²⁷ Instituto de Fisiologia, Instituto de Medicina Molecular, Faculdade de Medicina, Universidade de Lisboa, 1649-028 Lisbon, Portugal

²⁸ ALS Unit, Hospital University San Rafael, 28016 Madrid, Spain

²⁹ Servei de Neurologia, HUB-IDIBELL, 08908 Barcelona, Spain

³⁰ Department of Clinical Science, Neurosciences, Umeå University, 901 87 Umeå, Sweden

³¹ Neuromuscular Diseases Unit/ALS Clinic, Kantonsspital St. Gallen, 9007 St. Gallen, Switzerland

³² Koç University, School of Medicine, KUTTAM-NDAL, 34010 Istanbul, Turkey

³³ Maurice Wohl Clinical Neuroscience Institute, King's College London, Department of Basic and Clinical Neuroscience, London SE5 9RT, UK

³⁴ Sheffield Institute for Translational Neuroscience (SITraN), University of Sheffield, Sheffield S10 2HQ, UK

³⁵ School of Medicine, Dentistry and Biomedical Sciences, Queen’s University Belfast, Belfast BT9 7BL, UK

³⁶ Department of Neurology, University of Massachusetts Medical School, Worcester, MA 01655, USA

³⁷ Department Neurology, Emory University School of Medicine, Atlanta, GA 30322, USA

³⁸ Department of Neurology, UMC Utrecht Brain Center, Utrecht University, 3584 CX Utrecht, The Netherlands

³⁹ Department of Neurology, UMC Utrecht Brain Center, Utrecht University, 3584 CX Utrecht, The Netherlands

⁴⁰ Maurice Wohl Clinical Neuroscience Institute, King's College London, Department of Basic and Clinical Neuroscience, London SE5 9RT, UK

⁴¹ Department of Neurology, UMC Utrecht Brain Center, Utrecht University, 3584 CX Utrecht, The Netherlands

⁴² Department of Neurosciences, Experimental Neurology, KU Leuven—University of Leuven, and Leuven Institute for Neuroscience and Disease (LIND), 3000 Leuven, Belgium

⁴³ VIB, Center for Brain & Disease Research, Laboratory of Neurobiology, 3000 Leuven, Belgium

⁴⁴ Department of Neurology, University Hospitals Leuven, 3000 Leuven, Belgium

^✉

Correspondence to: Philip Van Damme Laboratorium voor Neurobiologie, VIB-KU Leuven ON IV Herestraat 49—bus 602 3000 Leuven, Belgium E-mail: philip.vandamme@uzleuven.be

PMCID: PMC10473563 PMID: 37043475

Abstract

With the advent of gene therapies for amyotrophic lateral sclerosis (ALS), there is a surge in gene testing for this disease. Although there is ample experience with gene testing for C9orf72, SOD1, FUS and TARDBP in familial ALS, large studies exploring genetic variation in all ALS-associated genes in sporadic ALS (sALS) are still scarce. Gene testing in a diagnostic setting is challenging, given the complex genetic architecture of sALS, for which there are genetic variants with large and small effect sizes. Guidelines for the interpretation of genetic variants in gene panels and for counselling of patients are lacking.

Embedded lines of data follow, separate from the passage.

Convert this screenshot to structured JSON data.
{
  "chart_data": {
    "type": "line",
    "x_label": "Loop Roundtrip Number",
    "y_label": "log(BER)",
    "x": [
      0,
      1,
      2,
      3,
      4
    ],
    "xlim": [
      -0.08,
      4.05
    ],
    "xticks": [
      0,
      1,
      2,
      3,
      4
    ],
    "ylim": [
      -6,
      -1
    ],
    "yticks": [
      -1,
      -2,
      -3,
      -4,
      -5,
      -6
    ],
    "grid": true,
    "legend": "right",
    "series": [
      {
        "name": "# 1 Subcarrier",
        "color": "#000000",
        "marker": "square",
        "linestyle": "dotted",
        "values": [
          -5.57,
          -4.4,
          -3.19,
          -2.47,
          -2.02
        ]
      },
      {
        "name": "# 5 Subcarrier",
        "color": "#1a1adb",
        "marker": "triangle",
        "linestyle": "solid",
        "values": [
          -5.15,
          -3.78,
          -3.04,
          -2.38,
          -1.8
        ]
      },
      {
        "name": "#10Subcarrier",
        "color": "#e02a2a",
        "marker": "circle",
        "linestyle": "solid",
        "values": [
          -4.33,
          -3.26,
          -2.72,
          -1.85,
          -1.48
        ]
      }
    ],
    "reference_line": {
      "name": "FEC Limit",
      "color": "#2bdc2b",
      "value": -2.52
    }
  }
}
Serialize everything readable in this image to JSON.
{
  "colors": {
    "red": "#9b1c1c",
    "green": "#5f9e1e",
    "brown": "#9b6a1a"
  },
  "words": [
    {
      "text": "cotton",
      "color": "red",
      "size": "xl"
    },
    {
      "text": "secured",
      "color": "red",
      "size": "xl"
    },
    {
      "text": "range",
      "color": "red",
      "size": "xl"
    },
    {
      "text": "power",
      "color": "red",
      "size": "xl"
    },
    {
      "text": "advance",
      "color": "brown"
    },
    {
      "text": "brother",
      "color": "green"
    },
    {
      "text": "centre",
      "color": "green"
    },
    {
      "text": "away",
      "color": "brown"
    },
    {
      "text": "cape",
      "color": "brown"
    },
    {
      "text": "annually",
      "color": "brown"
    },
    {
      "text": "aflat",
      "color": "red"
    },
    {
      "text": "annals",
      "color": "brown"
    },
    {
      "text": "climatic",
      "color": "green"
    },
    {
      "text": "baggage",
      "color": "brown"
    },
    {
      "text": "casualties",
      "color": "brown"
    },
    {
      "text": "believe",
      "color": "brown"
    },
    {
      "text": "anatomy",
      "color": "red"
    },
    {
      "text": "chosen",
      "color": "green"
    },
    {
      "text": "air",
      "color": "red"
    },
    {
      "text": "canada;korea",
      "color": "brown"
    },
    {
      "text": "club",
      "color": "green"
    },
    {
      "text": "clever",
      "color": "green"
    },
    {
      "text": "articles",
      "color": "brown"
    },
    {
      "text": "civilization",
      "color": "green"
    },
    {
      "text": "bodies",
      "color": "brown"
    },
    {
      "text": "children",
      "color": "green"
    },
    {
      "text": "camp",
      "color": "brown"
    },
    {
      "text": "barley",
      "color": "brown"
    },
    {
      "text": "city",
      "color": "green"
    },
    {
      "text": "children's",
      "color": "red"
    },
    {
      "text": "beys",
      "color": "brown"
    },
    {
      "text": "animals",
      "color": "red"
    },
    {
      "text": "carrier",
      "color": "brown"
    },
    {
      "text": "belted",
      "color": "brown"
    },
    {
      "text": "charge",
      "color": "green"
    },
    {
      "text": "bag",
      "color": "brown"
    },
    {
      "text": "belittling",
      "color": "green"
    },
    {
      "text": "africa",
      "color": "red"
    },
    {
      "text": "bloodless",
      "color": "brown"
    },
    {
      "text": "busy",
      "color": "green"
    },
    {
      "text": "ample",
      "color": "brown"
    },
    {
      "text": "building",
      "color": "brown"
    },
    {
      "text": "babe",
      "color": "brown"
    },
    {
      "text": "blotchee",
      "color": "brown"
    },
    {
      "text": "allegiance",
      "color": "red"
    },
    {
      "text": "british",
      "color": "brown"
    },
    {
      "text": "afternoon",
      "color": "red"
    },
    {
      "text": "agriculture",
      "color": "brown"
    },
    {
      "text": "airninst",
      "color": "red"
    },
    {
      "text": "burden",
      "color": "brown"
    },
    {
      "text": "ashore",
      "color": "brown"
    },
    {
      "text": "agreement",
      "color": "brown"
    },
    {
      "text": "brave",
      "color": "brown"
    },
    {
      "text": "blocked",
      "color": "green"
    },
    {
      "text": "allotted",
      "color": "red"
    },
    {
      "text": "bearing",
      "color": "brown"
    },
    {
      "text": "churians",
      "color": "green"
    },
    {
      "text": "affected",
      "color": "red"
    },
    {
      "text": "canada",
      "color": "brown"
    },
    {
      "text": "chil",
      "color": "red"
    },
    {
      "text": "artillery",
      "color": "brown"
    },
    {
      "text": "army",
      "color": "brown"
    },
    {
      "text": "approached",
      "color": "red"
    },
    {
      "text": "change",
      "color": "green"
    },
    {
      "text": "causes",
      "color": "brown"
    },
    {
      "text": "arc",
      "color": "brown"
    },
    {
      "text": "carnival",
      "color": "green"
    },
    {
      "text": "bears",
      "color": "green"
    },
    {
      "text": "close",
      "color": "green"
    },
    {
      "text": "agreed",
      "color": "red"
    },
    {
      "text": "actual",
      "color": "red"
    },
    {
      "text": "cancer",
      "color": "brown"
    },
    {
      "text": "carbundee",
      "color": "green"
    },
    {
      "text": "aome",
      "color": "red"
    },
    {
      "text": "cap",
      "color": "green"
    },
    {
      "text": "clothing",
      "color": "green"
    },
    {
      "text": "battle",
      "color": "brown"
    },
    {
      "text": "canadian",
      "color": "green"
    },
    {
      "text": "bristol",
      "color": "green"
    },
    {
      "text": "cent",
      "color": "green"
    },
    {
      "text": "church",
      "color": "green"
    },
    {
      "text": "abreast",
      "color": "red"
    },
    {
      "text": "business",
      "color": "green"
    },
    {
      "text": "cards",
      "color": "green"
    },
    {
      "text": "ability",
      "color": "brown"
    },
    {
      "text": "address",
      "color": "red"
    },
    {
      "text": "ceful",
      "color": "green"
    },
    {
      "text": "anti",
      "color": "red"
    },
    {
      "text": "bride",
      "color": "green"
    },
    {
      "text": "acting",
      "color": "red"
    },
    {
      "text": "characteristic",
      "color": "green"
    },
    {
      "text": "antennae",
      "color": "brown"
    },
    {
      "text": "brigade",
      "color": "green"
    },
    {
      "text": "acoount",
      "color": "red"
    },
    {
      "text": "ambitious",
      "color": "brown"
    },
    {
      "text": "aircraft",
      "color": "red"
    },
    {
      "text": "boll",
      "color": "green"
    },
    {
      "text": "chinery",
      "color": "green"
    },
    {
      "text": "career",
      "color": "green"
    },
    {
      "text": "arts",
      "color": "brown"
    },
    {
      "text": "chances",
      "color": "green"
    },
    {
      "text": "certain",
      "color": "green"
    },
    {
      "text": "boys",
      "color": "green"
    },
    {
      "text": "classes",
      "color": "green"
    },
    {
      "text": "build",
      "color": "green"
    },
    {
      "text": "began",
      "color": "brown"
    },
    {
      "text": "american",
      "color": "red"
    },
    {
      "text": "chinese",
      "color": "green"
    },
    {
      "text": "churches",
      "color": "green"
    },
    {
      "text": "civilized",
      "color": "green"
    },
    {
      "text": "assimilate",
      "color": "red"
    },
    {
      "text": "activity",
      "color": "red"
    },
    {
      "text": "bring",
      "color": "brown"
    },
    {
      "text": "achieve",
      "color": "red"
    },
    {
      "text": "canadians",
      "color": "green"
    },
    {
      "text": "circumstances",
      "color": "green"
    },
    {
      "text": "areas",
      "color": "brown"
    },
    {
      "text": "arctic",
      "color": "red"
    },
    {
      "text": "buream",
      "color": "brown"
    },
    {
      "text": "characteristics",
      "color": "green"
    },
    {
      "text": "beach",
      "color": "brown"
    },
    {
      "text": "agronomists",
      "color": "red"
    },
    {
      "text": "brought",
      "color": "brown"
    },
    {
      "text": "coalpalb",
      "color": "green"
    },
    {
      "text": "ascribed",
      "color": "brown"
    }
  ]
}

We aimed to provide a thorough characterization of genetic variability in ALS genes by applying the American College of Medical Genetics and Genomics (ACMG) criteria on whole genome sequencing data from a large cohort of 6013 sporadic ALS patients and 2411 matched controls from Project MinE.

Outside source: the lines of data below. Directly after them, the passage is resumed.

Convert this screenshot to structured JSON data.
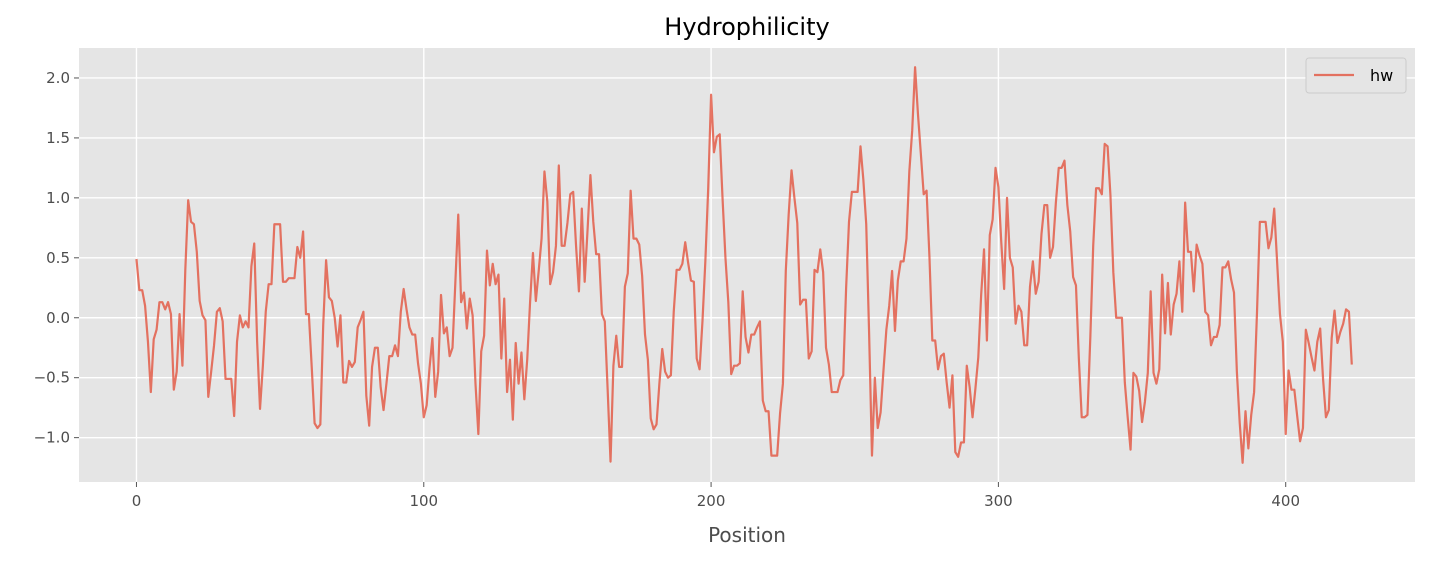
{
  "chart_data": {
    "type": "line",
    "title": "Hydrophilicity",
    "xlabel": "Position",
    "ylabel": "",
    "xlim": [
      -20,
      445
    ],
    "ylim": [
      -1.37,
      2.25
    ],
    "xticks": [
      0,
      100,
      200,
      300,
      400
    ],
    "xtick_labels": [
      "0",
      "100",
      "200",
      "300",
      "400"
    ],
    "yticks": [
      -1.0,
      -0.5,
      0.0,
      0.5,
      1.0,
      1.5,
      2.0
    ],
    "ytick_labels": [
      "−1.0",
      "−0.5",
      "0.0",
      "0.5",
      "1.0",
      "1.5",
      "2.0"
    ],
    "grid": true,
    "legend": {
      "position": "top-right",
      "entries": [
        "hw"
      ]
    },
    "colors": {
      "plot_bg": "#e5e5e5",
      "grid": "#ffffff",
      "series": "#e24a33"
    },
    "series": [
      {
        "name": "hw",
        "x_start": 0,
        "x_step": 1,
        "values": [
          0.49,
          0.23,
          0.23,
          0.1,
          -0.2,
          -0.62,
          -0.18,
          -0.1,
          0.13,
          0.13,
          0.07,
          0.13,
          0.03,
          -0.6,
          -0.45,
          0.03,
          -0.4,
          0.4,
          0.98,
          0.8,
          0.78,
          0.55,
          0.14,
          0.02,
          -0.02,
          -0.66,
          -0.45,
          -0.23,
          0.05,
          0.08,
          -0.03,
          -0.51,
          -0.51,
          -0.51,
          -0.82,
          -0.2,
          0.02,
          -0.08,
          -0.03,
          -0.08,
          0.43,
          0.62,
          -0.2,
          -0.76,
          -0.4,
          0.05,
          0.28,
          0.28,
          0.78,
          0.78,
          0.78,
          0.3,
          0.3,
          0.33,
          0.33,
          0.33,
          0.59,
          0.5,
          0.72,
          0.03,
          0.03,
          -0.41,
          -0.88,
          -0.92,
          -0.89,
          -0.06,
          0.48,
          0.17,
          0.14,
          0.0,
          -0.24,
          0.02,
          -0.54,
          -0.54,
          -0.36,
          -0.41,
          -0.37,
          -0.08,
          -0.02,
          0.05,
          -0.65,
          -0.9,
          -0.41,
          -0.25,
          -0.25,
          -0.58,
          -0.77,
          -0.55,
          -0.32,
          -0.32,
          -0.23,
          -0.32,
          0.05,
          0.24,
          0.07,
          -0.08,
          -0.14,
          -0.14,
          -0.38,
          -0.55,
          -0.83,
          -0.73,
          -0.42,
          -0.17,
          -0.66,
          -0.45,
          0.19,
          -0.13,
          -0.08,
          -0.32,
          -0.25,
          0.3,
          0.86,
          0.13,
          0.21,
          -0.09,
          0.16,
          0.02,
          -0.55,
          -0.97,
          -0.28,
          -0.15,
          0.56,
          0.27,
          0.45,
          0.28,
          0.36,
          -0.34,
          0.16,
          -0.62,
          -0.35,
          -0.85,
          -0.21,
          -0.55,
          -0.29,
          -0.68,
          -0.35,
          0.13,
          0.54,
          0.14,
          0.39,
          0.66,
          1.22,
          0.97,
          0.28,
          0.38,
          0.6,
          1.27,
          0.6,
          0.6,
          0.79,
          1.03,
          1.05,
          0.6,
          0.22,
          0.91,
          0.3,
          0.73,
          1.19,
          0.8,
          0.53,
          0.53,
          0.03,
          -0.03,
          -0.6,
          -1.2,
          -0.4,
          -0.15,
          -0.41,
          -0.41,
          0.26,
          0.37,
          1.06,
          0.66,
          0.66,
          0.61,
          0.35,
          -0.14,
          -0.35,
          -0.84,
          -0.93,
          -0.89,
          -0.55,
          -0.26,
          -0.45,
          -0.5,
          -0.48,
          0.05,
          0.4,
          0.4,
          0.45,
          0.63,
          0.46,
          0.31,
          0.3,
          -0.34,
          -0.43,
          -0.03,
          0.47,
          1.08,
          1.86,
          1.38,
          1.51,
          1.53,
          0.99,
          0.5,
          0.13,
          -0.47,
          -0.4,
          -0.4,
          -0.38,
          0.22,
          -0.16,
          -0.29,
          -0.14,
          -0.14,
          -0.08,
          -0.03,
          -0.69,
          -0.78,
          -0.78,
          -1.15,
          -1.15,
          -1.15,
          -0.8,
          -0.55,
          0.39,
          0.86,
          1.23,
          1.0,
          0.79,
          0.11,
          0.15,
          0.15,
          -0.34,
          -0.28,
          0.4,
          0.38,
          0.57,
          0.38,
          -0.25,
          -0.39,
          -0.62,
          -0.62,
          -0.62,
          -0.52,
          -0.48,
          0.25,
          0.8,
          1.05,
          1.05,
          1.05,
          1.43,
          1.15,
          0.78,
          -0.13,
          -1.15,
          -0.5,
          -0.92,
          -0.79,
          -0.44,
          -0.1,
          0.1,
          0.39,
          -0.11,
          0.31,
          0.47,
          0.47,
          0.66,
          1.22,
          1.56,
          2.09,
          1.7,
          1.37,
          1.03,
          1.06,
          0.51,
          -0.19,
          -0.19,
          -0.43,
          -0.32,
          -0.3,
          -0.54,
          -0.75,
          -0.48,
          -1.12,
          -1.16,
          -1.04,
          -1.04,
          -0.4,
          -0.58,
          -0.83,
          -0.59,
          -0.33,
          0.19,
          0.57,
          -0.19,
          0.69,
          0.82,
          1.25,
          1.09,
          0.63,
          0.24,
          1.0,
          0.5,
          0.42,
          -0.05,
          0.1,
          0.05,
          -0.23,
          -0.23,
          0.26,
          0.47,
          0.2,
          0.3,
          0.7,
          0.94,
          0.94,
          0.5,
          0.59,
          0.96,
          1.25,
          1.25,
          1.31,
          0.94,
          0.72,
          0.34,
          0.27,
          -0.34,
          -0.83,
          -0.83,
          -0.81,
          -0.16,
          0.6,
          1.08,
          1.08,
          1.03,
          1.45,
          1.43,
          1.02,
          0.38,
          0.0,
          0.0,
          0.0,
          -0.54,
          -0.83,
          -1.1,
          -0.46,
          -0.49,
          -0.61,
          -0.87,
          -0.7,
          -0.46,
          0.22,
          -0.46,
          -0.55,
          -0.43,
          0.36,
          -0.13,
          0.29,
          -0.14,
          0.11,
          0.2,
          0.47,
          0.05,
          0.96,
          0.55,
          0.55,
          0.22,
          0.61,
          0.52,
          0.45,
          0.05,
          0.02,
          -0.23,
          -0.16,
          -0.16,
          -0.06,
          0.42,
          0.42,
          0.47,
          0.32,
          0.21,
          -0.45,
          -0.88,
          -1.21,
          -0.78,
          -1.09,
          -0.81,
          -0.62,
          0.04,
          0.8,
          0.8,
          0.8,
          0.58,
          0.67,
          0.91,
          0.47,
          0.03,
          -0.2,
          -0.97,
          -0.44,
          -0.6,
          -0.6,
          -0.82,
          -1.03,
          -0.92,
          -0.1,
          -0.21,
          -0.33,
          -0.44,
          -0.2,
          -0.09,
          -0.51,
          -0.83,
          -0.77,
          -0.17,
          0.06,
          -0.21,
          -0.12,
          -0.05,
          0.07,
          0.05,
          -0.39
        ]
      }
    ]
  }
}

We studied genetic variation in 90 ALS-associated genes and applied customized ACMG-criteria to identify pathogenic and likely pathogenic variants. Variants of unknown significance were collected as well. In addition, we determined the length of repeat expansions in C9orf72, ATXN1, ATXN2 and NIPA1 using the ExpansionHunter tool.

We found C9orf72 repeat expansions in 5.21% of sALS patients. In 50 ALS-associated genes, we did not identify any pathogenic or likely pathogenic variants. In 5.89%, a pathogenic or likely pathogenic variant was found, most commonly in SOD1, TARDBP, FUS, NEK1, OPTN or TBK1. Significantly more cases carried at least one pathogenic or likely pathogenic variant compared to controls (odds ratio 1.75; P-value 1.64 × 10⁻⁵). Isolated risk factors in ATXN1, ATXN2, NIPA1 and/or UNC13A were detected in 17.33% of cases. In 71.83%, we did not find any genetic clues. A combination of variants was found in 2.88%.

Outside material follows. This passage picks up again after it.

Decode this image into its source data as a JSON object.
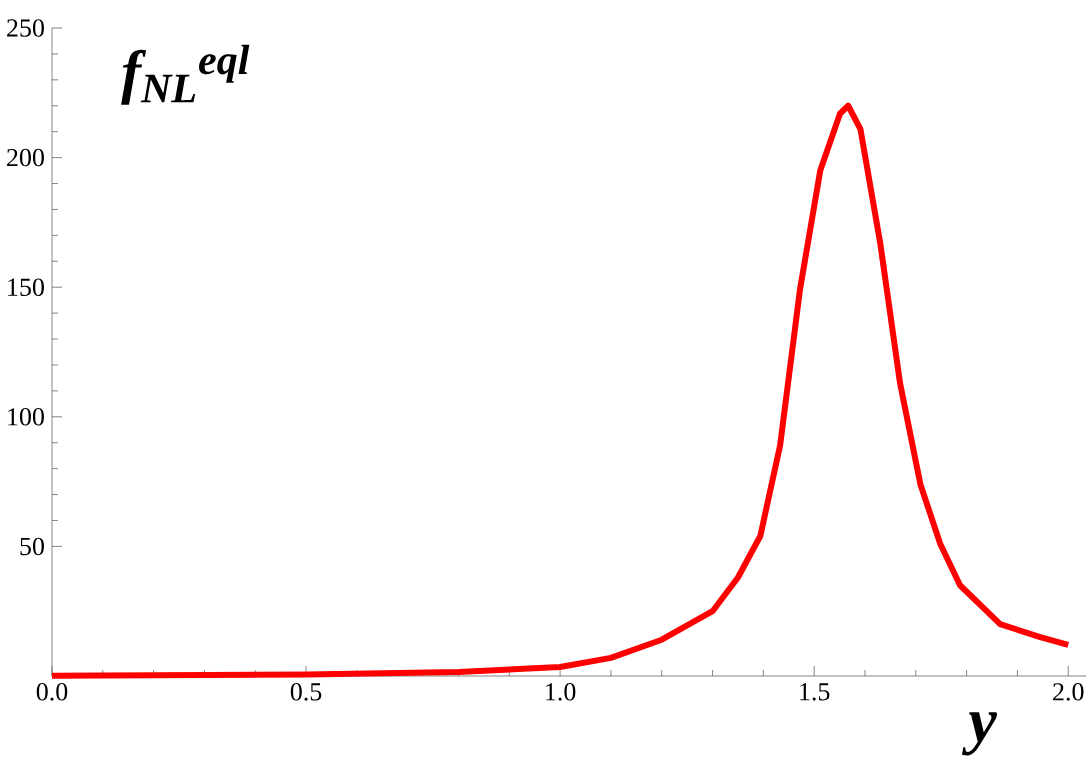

This study provides an inventory of pathogenic and likely pathogenic genetic variation in a large cohort of sALS patients. Overall, we identified pathogenic and likely pathogenic variants in 11.13% of ALS patients in 38 known ALS genes. In line with the oligogenic hypothesis, we found significantly more combinations of variants in cases compared to controls. Many variants of unknown significance may contribute to ALS risk, but diagnostic algorithms to reliably identify and weigh them are lacking. This work can serve as a resource for counselling and for the assembly of gene panels for ALS. Further characterization of the genetic architecture of sALS is necessary given the growing interest in gene testing in ALS.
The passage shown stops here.